Apr 23, 1980

Dinner Committee for May: Joe Ratliff, Chuck Sanborn, Jay Shults, Jack Straub, Dale Taylor.

A Handpumper History, compiled by Firefighter Gerald Aus after many months of intensive and extensive investigation:
Our handpumper is believed to have been first owned by the first volunteer fire company in Sacramento, the Confidence Engine Company Number One. The Company was formed March 6, 1851. The engine may have been one of several owned by the Company during itss existance, as apparatus were freely traded among the city's volunteer companies as the need arose. It may be impossible to ever discover our handpumper's exact early history, as most records of the Sacramento volunteers were destroyed by fires and floods or lost during the transition to a paid department. Sacramento sold all of its antique fire equipment at that time to buy new steamers for the paid men.
The handpumper was purchased from the Sacramento Fire Department by General Cadwalader, a prominent Red Bluff citizen, on June 2, 1877. The engine arrived at the Red Bluff railroad station on June 9 and was tested and put in service the next day. It is said that the pumper put out a stream of water that impressed all. The machine was Red Bluff's first pumper, but its second piece of equipment, the first piece being a hook & ladder wagon purchased September 30, 1876. The handpumper became the responsibility of Red Bluff's Confidence Engine Company Number One (coincidentally, the same name as its Sacramento owner).
The handpumper became the property of the Weaverville Fire Department in 1906. It was restored in the 1950s. In 1977, while being operated at a fire show in Redding, instability was experienced and it was returned to the museum in Weaverville. In December 1979, the handpumper and an antique hose cart were taken to the California Correctional Institution at Tehachapi for restoration. Estimated completion date is October 1980.

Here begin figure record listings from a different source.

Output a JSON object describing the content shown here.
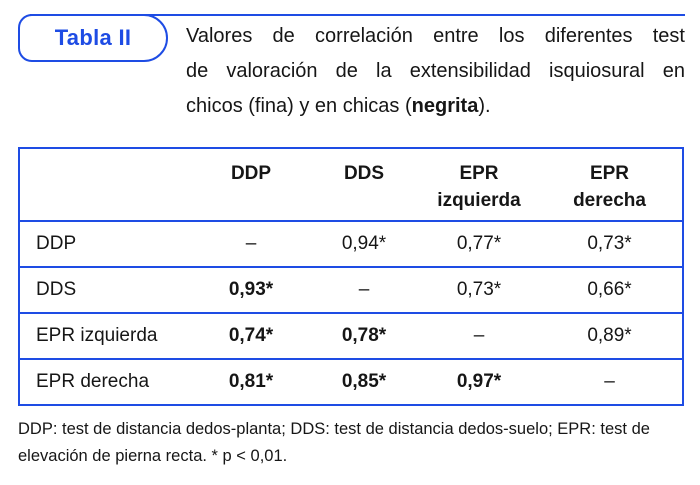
{
  "colors": {
    "accent_blue": "#1e4ce4",
    "text": "#161616"
  },
  "badge": {
    "label": "Tabla II"
  },
  "title": {
    "line1": "Valores de correlación entre los diferentes test",
    "line2": "de valoración de la extensibilidad isquiosural en",
    "line3_before": "chicos (fina) y en chicas (",
    "line3_bold": "negrita",
    "line3_after": ")."
  },
  "table": {
    "column_headers": [
      "",
      "DDP",
      "DDS",
      "EPR\nizquierda",
      "EPR\nderecha"
    ],
    "rows": [
      {
        "label": "DDP",
        "cells": [
          {
            "text": "–",
            "bold": false
          },
          {
            "text": "0,94*",
            "bold": false
          },
          {
            "text": "0,77*",
            "bold": false
          },
          {
            "text": "0,73*",
            "bold": false
          }
        ]
      },
      {
        "label": "DDS",
        "cells": [
          {
            "text": "0,93*",
            "bold": true
          },
          {
            "text": "–",
            "bold": false
          },
          {
            "text": "0,73*",
            "bold": false
          },
          {
            "text": "0,66*",
            "bold": false
          }
        ]
      },
      {
        "label": "EPR izquierda",
        "cells": [
          {
            "text": "0,74*",
            "bold": true
          },
          {
            "text": "0,78*",
            "bold": true
          },
          {
            "text": "–",
            "bold": false
          },
          {
            "text": "0,89*",
            "bold": false
          }
        ]
      },
      {
        "label": "EPR derecha",
        "cells": [
          {
            "text": "0,81*",
            "bold": true
          },
          {
            "text": "0,85*",
            "bold": true
          },
          {
            "text": "0,97*",
            "bold": true
          },
          {
            "text": "–",
            "bold": false
          }
        ]
      }
    ]
  },
  "footnote": {
    "line1": "DDP: test de distancia dedos-planta; DDS: test de distancia dedos-suelo; EPR: test de",
    "line2": "elevación de pierna recta. * p < 0,01."
  }
}
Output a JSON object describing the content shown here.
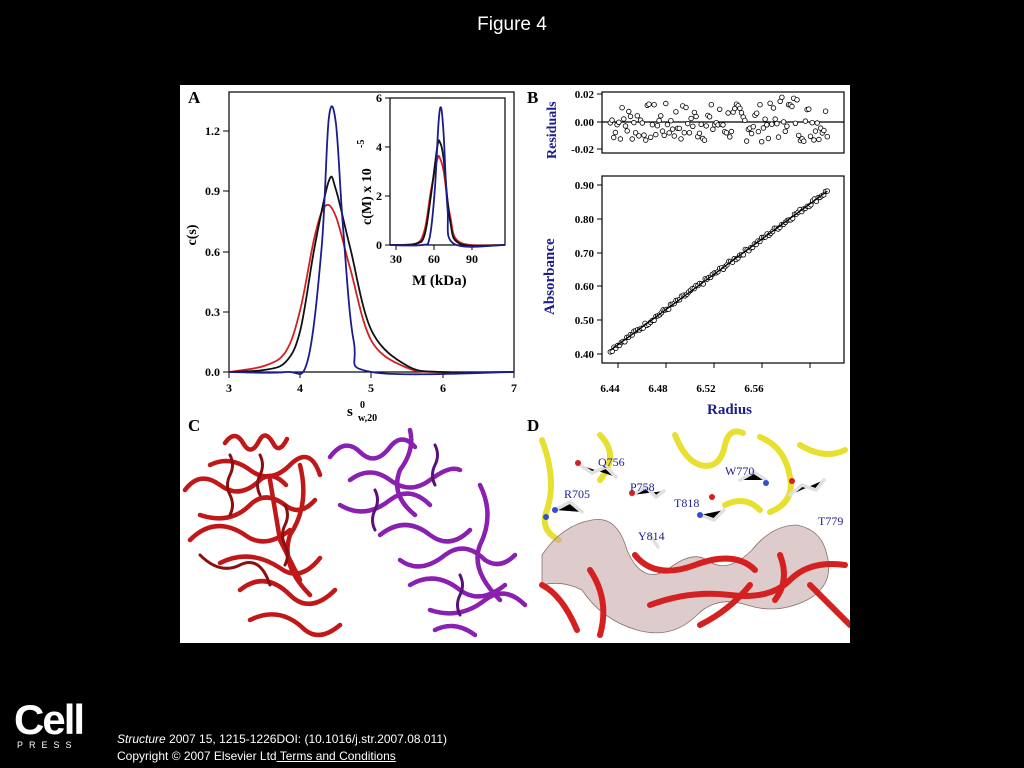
{
  "page": {
    "title": "Figure 4"
  },
  "panels": {
    "A": {
      "label": "A",
      "ylabel": "c(s)",
      "xlabel_main": "s",
      "xlabel_sup": "0",
      "xlabel_sub": "w,20",
      "xticks": [
        "3",
        "4",
        "5",
        "6",
        "7"
      ],
      "yticks": [
        "0.0",
        "0.3",
        "0.6",
        "0.9",
        "1.2"
      ],
      "inset": {
        "ylabel": "c(M) x 10",
        "ylabel_exp": "-5",
        "xlabel": "M (kDa)",
        "xticks": [
          "30",
          "60",
          "90"
        ],
        "yticks": [
          "0",
          "2",
          "4",
          "6"
        ]
      }
    },
    "B": {
      "label": "B",
      "top_ylabel": "Residuals",
      "bottom_ylabel": "Absorbance",
      "xlabel": "Radius",
      "top_yticks": [
        "0.02",
        "0.00",
        "-0.02"
      ],
      "bottom_yticks": [
        "0.40",
        "0.50",
        "0.60",
        "0.70",
        "0.80",
        "0.90"
      ],
      "xticks": [
        "6.44",
        "6.48",
        "6.52",
        "6.56"
      ]
    },
    "C": {
      "label": "C"
    },
    "D": {
      "label": "D",
      "residues": [
        "Q756",
        "R705",
        "P758",
        "W770",
        "T818",
        "T779",
        "Y814"
      ]
    }
  },
  "chart_data": [
    {
      "type": "line",
      "panel": "A",
      "xlabel": "s w,20 0",
      "ylabel": "c(s)",
      "xlim": [
        3,
        7
      ],
      "ylim": [
        0,
        1.35
      ],
      "series": [
        {
          "color": "#d42020",
          "x": [
            3.0,
            3.5,
            3.8,
            4.0,
            4.2,
            4.35,
            4.5,
            4.7,
            5.0,
            5.5,
            6.0,
            7.0
          ],
          "values": [
            0.0,
            0.03,
            0.1,
            0.3,
            0.65,
            0.8,
            0.75,
            0.5,
            0.15,
            0.02,
            0.0,
            0.0
          ]
        },
        {
          "color": "#111111",
          "x": [
            3.0,
            3.5,
            3.8,
            4.0,
            4.2,
            4.4,
            4.5,
            4.7,
            5.0,
            5.5,
            6.0,
            7.0
          ],
          "values": [
            0.0,
            0.01,
            0.05,
            0.2,
            0.6,
            0.92,
            0.88,
            0.6,
            0.2,
            0.03,
            0.0,
            0.0
          ]
        },
        {
          "color": "#1c1c8c",
          "x": [
            3.0,
            3.8,
            4.1,
            4.3,
            4.4,
            4.5,
            4.6,
            4.75,
            5.0,
            7.0
          ],
          "values": [
            0.0,
            0.0,
            0.05,
            0.6,
            1.22,
            1.2,
            0.7,
            0.15,
            0.0,
            0.0
          ]
        }
      ]
    },
    {
      "type": "line",
      "panel": "A-inset",
      "xlabel": "M (kDa)",
      "ylabel": "c(M) x 10 -5",
      "xlim": [
        25,
        115
      ],
      "ylim": [
        0,
        6
      ],
      "series": [
        {
          "color": "#d42020",
          "x": [
            25,
            45,
            52,
            57,
            62,
            64,
            67,
            72,
            80,
            115
          ],
          "values": [
            0,
            0.05,
            0.6,
            2.2,
            3.5,
            3.55,
            3.0,
            1.2,
            0.1,
            0
          ]
        },
        {
          "color": "#111111",
          "x": [
            25,
            45,
            52,
            57,
            62,
            64,
            67,
            72,
            80,
            115
          ],
          "values": [
            0,
            0.05,
            0.4,
            2.0,
            4.0,
            4.2,
            3.5,
            1.0,
            0.05,
            0
          ]
        },
        {
          "color": "#1c1c8c",
          "x": [
            25,
            50,
            56,
            60,
            63,
            65,
            67,
            70,
            75,
            115
          ],
          "values": [
            0,
            0,
            0.3,
            2.2,
            5.0,
            5.6,
            4.5,
            1.5,
            0.05,
            0
          ]
        }
      ]
    },
    {
      "type": "scatter",
      "panel": "B-top",
      "ylabel": "Residuals",
      "xlim": [
        6.43,
        6.575
      ],
      "ylim": [
        -0.025,
        0.025
      ]
    },
    {
      "type": "scatter",
      "panel": "B-bottom",
      "xlabel": "Radius",
      "ylabel": "Absorbance",
      "xlim": [
        6.43,
        6.575
      ],
      "ylim": [
        0.39,
        0.91
      ],
      "x": [
        6.435,
        6.565
      ],
      "values": [
        0.425,
        0.868
      ]
    }
  ],
  "footer": {
    "logo_word": "Cell",
    "logo_press": "PRESS",
    "journal": "Structure",
    "citation": " 2007 15, 1215-1226DOI: (10.1016/j.str.2007.08.011)",
    "copyright": "Copyright © 2007 Elsevier Ltd",
    "terms_link": " Terms and Conditions"
  }
}
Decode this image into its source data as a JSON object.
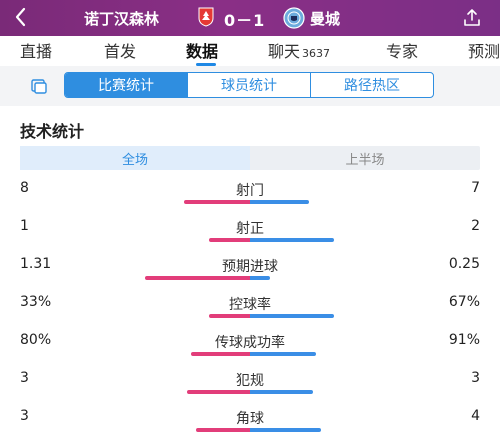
{
  "header": {
    "back_icon": "chevron-left-icon",
    "home_team": "诺丁汉森林",
    "away_team": "曼城",
    "score": "0－1",
    "home_crest": "nottingham-forest-crest",
    "away_crest": "manchester-city-crest",
    "share_icon": "share-icon",
    "bg_color": "#7a2a78"
  },
  "tabs": [
    {
      "label": "直播",
      "active": false
    },
    {
      "label": "首发",
      "active": false
    },
    {
      "label": "数据",
      "active": true
    },
    {
      "label": "聊天",
      "count": "3637",
      "active": false
    },
    {
      "label": "专家",
      "active": false
    },
    {
      "label": "预测",
      "active": false
    }
  ],
  "subtabs": {
    "icon": "layout-icon",
    "items": [
      {
        "label": "比赛统计",
        "active": true
      },
      {
        "label": "球员统计",
        "active": false
      },
      {
        "label": "路径热区",
        "active": false
      }
    ]
  },
  "section": {
    "title": "技术统计",
    "periods": [
      {
        "label": "全场",
        "active": true
      },
      {
        "label": "上半场",
        "active": false
      }
    ]
  },
  "colors": {
    "home": "#e23d7a",
    "away": "#3a8ee6",
    "accent": "#2f8ee0"
  },
  "stats": [
    {
      "name": "射门",
      "home": "8",
      "away": "7",
      "home_share": 0.53,
      "away_share": 0.47
    },
    {
      "name": "射正",
      "home": "1",
      "away": "2",
      "home_share": 0.33,
      "away_share": 0.67
    },
    {
      "name": "预期进球",
      "home": "1.31",
      "away": "0.25",
      "home_share": 0.84,
      "away_share": 0.16
    },
    {
      "name": "控球率",
      "home": "33%",
      "away": "67%",
      "home_share": 0.33,
      "away_share": 0.67
    },
    {
      "name": "传球成功率",
      "home": "80%",
      "away": "91%",
      "home_share": 0.47,
      "away_share": 0.53
    },
    {
      "name": "犯规",
      "home": "3",
      "away": "3",
      "home_share": 0.5,
      "away_share": 0.5
    },
    {
      "name": "角球",
      "home": "3",
      "away": "4",
      "home_share": 0.43,
      "away_share": 0.57
    }
  ]
}
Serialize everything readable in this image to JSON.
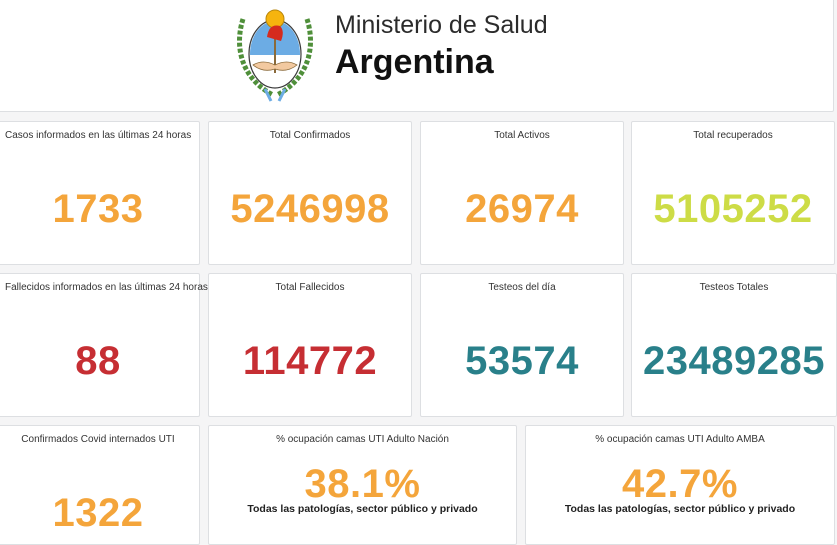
{
  "header": {
    "line1": "Ministerio de Salud",
    "line2": "Argentina",
    "logo_icon": "argentina-coat-of-arms"
  },
  "colors": {
    "orange": "#f4a53b",
    "lime": "#cddc46",
    "red": "#c62e33",
    "teal": "#29808a"
  },
  "cards": {
    "casos_24h": {
      "title": "Casos informados en las últimas 24 horas",
      "value": "1733"
    },
    "total_confirmados": {
      "title": "Total Confirmados",
      "value": "5246998"
    },
    "total_activos": {
      "title": "Total Activos",
      "value": "26974"
    },
    "total_recuperados": {
      "title": "Total recuperados",
      "value": "5105252"
    },
    "fallecidos_24h": {
      "title": "Fallecidos informados en las últimas 24 horas",
      "value": "88"
    },
    "total_fallecidos": {
      "title": "Total Fallecidos",
      "value": "114772"
    },
    "testeos_dia": {
      "title": "Testeos del día",
      "value": "53574"
    },
    "testeos_totales": {
      "title": "Testeos Totales",
      "value": "23489285"
    },
    "internados_uti": {
      "title": "Confirmados Covid internados UTI",
      "value": "1322"
    },
    "uti_nacion": {
      "title": "% ocupación camas UTI Adulto Nación",
      "value": "38.1%",
      "subtitle": "Todas las patologías, sector público y privado"
    },
    "uti_amba": {
      "title": "% ocupación camas UTI Adulto AMBA",
      "value": "42.7%",
      "subtitle": "Todas las patologías, sector público y privado"
    }
  }
}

Drills in the immediate future will include discussion of communications and chain-of-command, with practical experience at any or all of the hospital, courthouse, and mill. Also coming up is a wildland fire simulation.
For those who will be available for OES Task Force responses this summer, a special training/review session will be held May 10 at 10am at Station 1. Anyone who might be going out on OES 183 should attend this session.
Training Officer McMillan appreciates the efforts of those who suffered through the relay pumping drill April 16. He hopes each of those participating learned as much as he did!